Porém, esse relato do dia a dia em Cuba não é nem de longe tão terrível quanto o relato que li sobre o dia a dia na Coreia do Norte, com cirurgiões fazendo cirurgias erradas em pacientes rotineiramente e sem anestesia (pois falta anestesia), além de reutilizar agulhas nos pacientes. Em Cuba também há falta de seringas descartáveis e por isso é comum o uso de seringas de vidro.
Sem dúvida, todos os países têm problemas. Eu já li vários livros que relatam o dia a dia de muitas pessoas em países pobres da África, Ásia e Oriente Médio sob diferentes tipos de governo e muitos deles relatam condições parecidas com essas.

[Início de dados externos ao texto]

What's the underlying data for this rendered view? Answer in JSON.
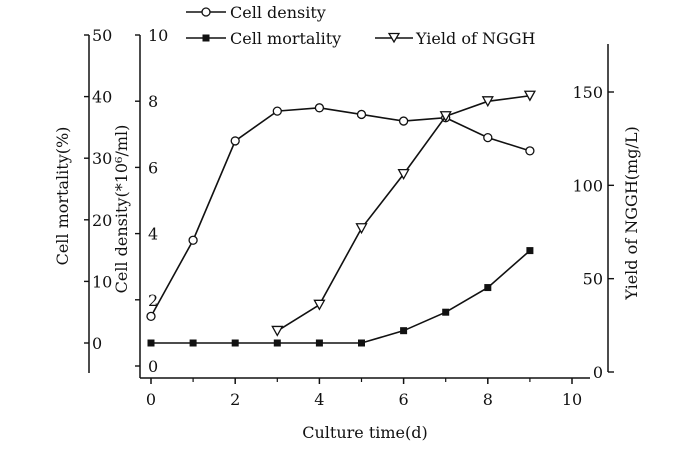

A ideia não é argumentar que o governo socialista é o pior tipo de governo atual, pois embora a autora desse livro relate falta de liberdade religiosa em Cuba, a perseguição religiosa pode ser ainda pior em países governados pelo Estado Islâmico e Talibã, por exemplo, que também vetam o acesso à internet e patrulham as fronteiras para que ninguém saia do país. Por outro lado, a Coreia do Norte ainda se mantém em primeiro lugar numa lista de perseguição de cristãos, a frente de alguns países muçulmanos (obviamente os muçulmanos e ateus também são perseguidos em muitos países). Eu também li num livro sobre os Médicos Sem Fronteiras (Doctors Without Borders: Humanitarian Quests, Impossible Dreams of Médecins Sans Frontières, por Renée C. Fox) que na Rússia atual, pela influência da antiga União Soviética, algumas pesquisas científicas e projetos humanitários ainda são barrados por militares. No mesmo livro li que o pior episódio de fome na Etiópia, nos anos 80, foi causado por um governo socialista: o chamado Terror Vermelho, que usou a fome como arma de guerra, impedindo que comida entrasse no país vinda de fora. O Khmer Rouge, que causou um genocídio no Camboja, liderado por Pol Pot, definia-se como um grupo comunista.
Porém, a autora desse livro propõe uma reflexão para aqueles que visitam Cuba como turistas e saem de lá com uma imagem idealizada do país. Ela sugere que devia existir um pacote turístico do tipo “viva como um cubano por duas semanas”, com a comida racionada (sem a comida chique de hotel que só turistas têm acesso), sem usar internet e com transporte público (sem andar de táxi, luxo que quase nenhum habitante do país tem).
A autora também fala sobre a grave questão do desemprego em Cuba, dos muitos problemas do ensino nos colégios (com culto aos políticos) e sobre médicos, dentistas e engenheiros em Cuba trabalhando fazendo serviços de hotel, como taxistas e como prostitutas para atender os estrangeiros, já que com esses trabalhos recebem salários melhores do que com suas profissões tradicionais.
Esse é apenas um relato do dia a dia em Cuba com o ponto de vista de uma pessoa que nasceu lá e viveu lá algumas décadas. Se você conhece outro livro com o ponto de vista de outro cubano contando sobre sua rotina diária, pode me indicar que terei o maior prazer em ler.